A resposta certa economiza horas de espera, evita exposição a doenças e pode até ser mais segura dependendo do caso.
Quando a telemedicina resolve
A grande maioria dos atendimentos de urgência não exige presença física. São situações onde o médico precisa de informações clínicas (sintomas, histórico, medicações em uso) para orientar o diagnóstico e o tratamento:
- Gripe, resfriado, febre baixa
- Infecção de garganta e otite
- Infecção urinária (ITU) leve
- Dor de cabeça sem histórico de trauma
- Ansiedade, insônia e estresse
- Renovação de receitas e atestados
- Dúvidas sobre medicamentos
- Doenças de pele com fotos claras
Nessas situações, o médico online prescreve digitalmente, orienta cuidados e acompanha a evolução. Sem fila, sem deslocamento, em menos de 30 minutos.
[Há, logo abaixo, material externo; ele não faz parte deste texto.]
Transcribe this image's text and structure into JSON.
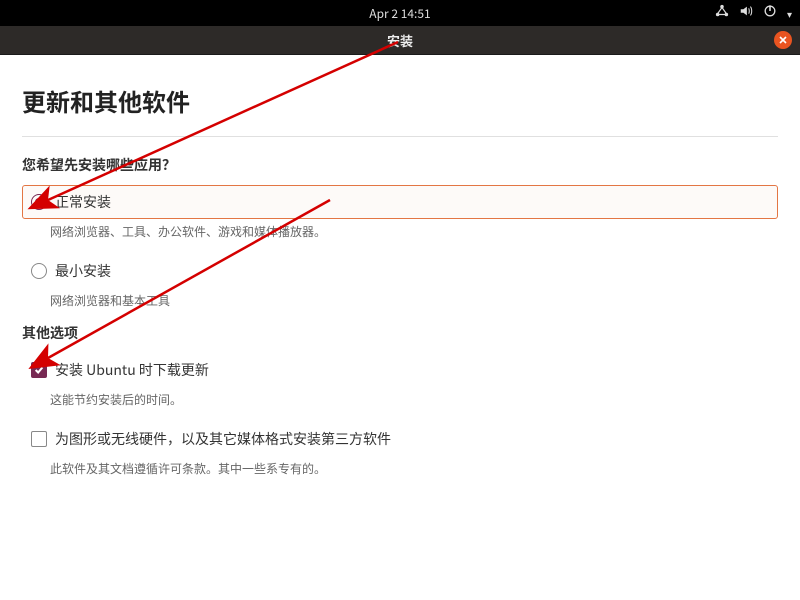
{
  "topbar": {
    "datetime": "Apr 2  14:51"
  },
  "window": {
    "title": "安装"
  },
  "page": {
    "heading": "更新和其他软件",
    "question": "您希望先安装哪些应用？",
    "options": {
      "normal": {
        "label": "正常安装",
        "desc": "网络浏览器、工具、办公软件、游戏和媒体播放器。"
      },
      "minimal": {
        "label": "最小安装",
        "desc": "网络浏览器和基本工具"
      }
    },
    "other_section": "其他选项",
    "other": {
      "download_updates": {
        "label": "安装 Ubuntu 时下载更新",
        "desc": "这能节约安装后的时间。"
      },
      "third_party": {
        "label": "为图形或无线硬件，以及其它媒体格式安装第三方软件",
        "desc": "此软件及其文档遵循许可条款。其中一些系专有的。"
      }
    }
  }
}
Quando o pronto-socorro é obrigatório
Existem situações em que a avaliação física e equipamentos hospitalares são insubstituíveis:
- Dor no peito ou falta de ar intensa
- Suspeita de AVC (fraqueza súbita, fala alterada, visão dupla)
- Trauma físico (quedas, acidentes, fraturas)
- Sangramento intenso e sem controle
- Convulsões
- Febre muito alta em bebês abaixo de 3 meses
- Dor abdominal intensa e repentina
- Reações alérgicas graves (anafilaxia)
Nesses casos: vá direto ao pronto-socorro ou ligue para o SAMU (192).
A regra prática
Pergunte a si mesmo: "Preciso de exame físico, equipamento ou intervenção imediata?"